Unusually, antiepileptic medications, which are usually prescribed to control seizures, do not seem to work well on gelastic seizures, a type of laughter-provoking seizure, and are also less effective in controlling other types of seizures.
Larger hamartomas (benign brain tumors), higher number of antiepileptic medications used, earlier age of seizure onset, and more frequent seizures can lead to greater cognitive impairment, affecting a person’s ability to think, remember, and make decisions.
Possible Complications When Diagnosed with Hypothalamic Hamartoma
Hypothalamic hamartomas can cause a variety of system-wide complications:
- Multiple types of disabling seizures (such as tonic-clonic seizures, complex partial seizures, and drop attacks)
- Cognitive decline
- Mental health issues (like oppositional defiant disorder, attention-deficit/hyperactivity disorder, conduct disorder, and mood disorder)
- Delayed development
- Short-term memory problems
- Slower processing speed
- Diminished intellectual ability
- Short stature
- Acne
Treatment for hypothalamic hamartomas may also present complications:
- Surgical measures may result in diabetes insipidus, meningitis, stroke, infection, bleeding, and short-term memory deficits
- SRS, or Stereotactic Radiosurgery, oftentimes provides a slow treatment response, leaving patients at risk of persistent seizures for upwards of three years
- Thermoablation may cause injury to the structures of the nervous system and blood vessels, issues with temperature control, excessive eating (hyperphagia), low sodium levels (hyponatremia), Horner syndrome, and memory loss (amnesia)
Preventing Hypothalamic Hamartoma
Parents of the patient need to understand the cause, symptoms, and likely outcome of hypothalamic hamartomas.

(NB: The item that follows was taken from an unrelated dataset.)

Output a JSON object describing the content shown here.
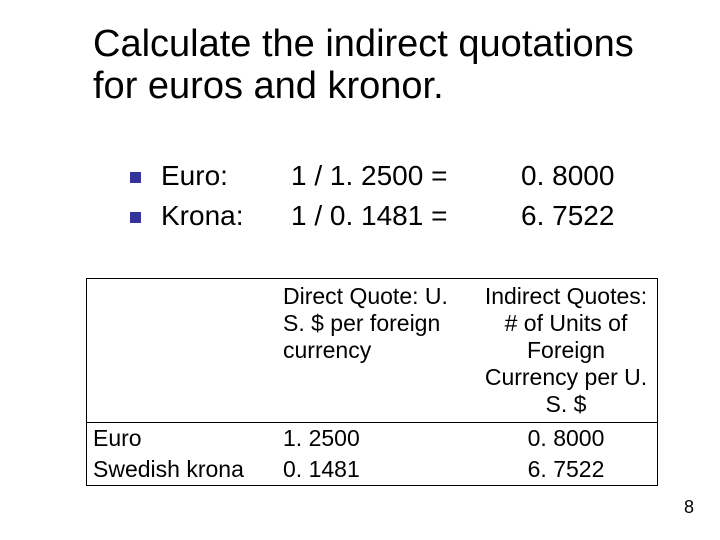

A hypothalamic hamartoma is a rare, non-cancerous brain tumor affecting children and adults. Various treatment options are available, and parents need to know the risks and benefits of each. This knowledge is crucial in making informed decisions for their child. The treatments that are considered ‘invasive’ (meaning, they involve surgery or procedures inside the body) are typically the best options for preventing seizures, and they are highly recommended.
It’s important for parents to know that hypothalamic hamartomas are benign, or non-cancerous. They won’t turn cancerous or spread to other parts of the body. Also, the child should still be able to go through puberty normally even after the use of GnRH agonists (medications that affect hormone levels), and grow up normally after surgical or other treatments. If a chosen treatment doesn’t work, the child may continue to have destructive seizures and a decrease in brain function, along with increasing difficulties with psychological health. That’s why it may be necessary to try a combination of treatments.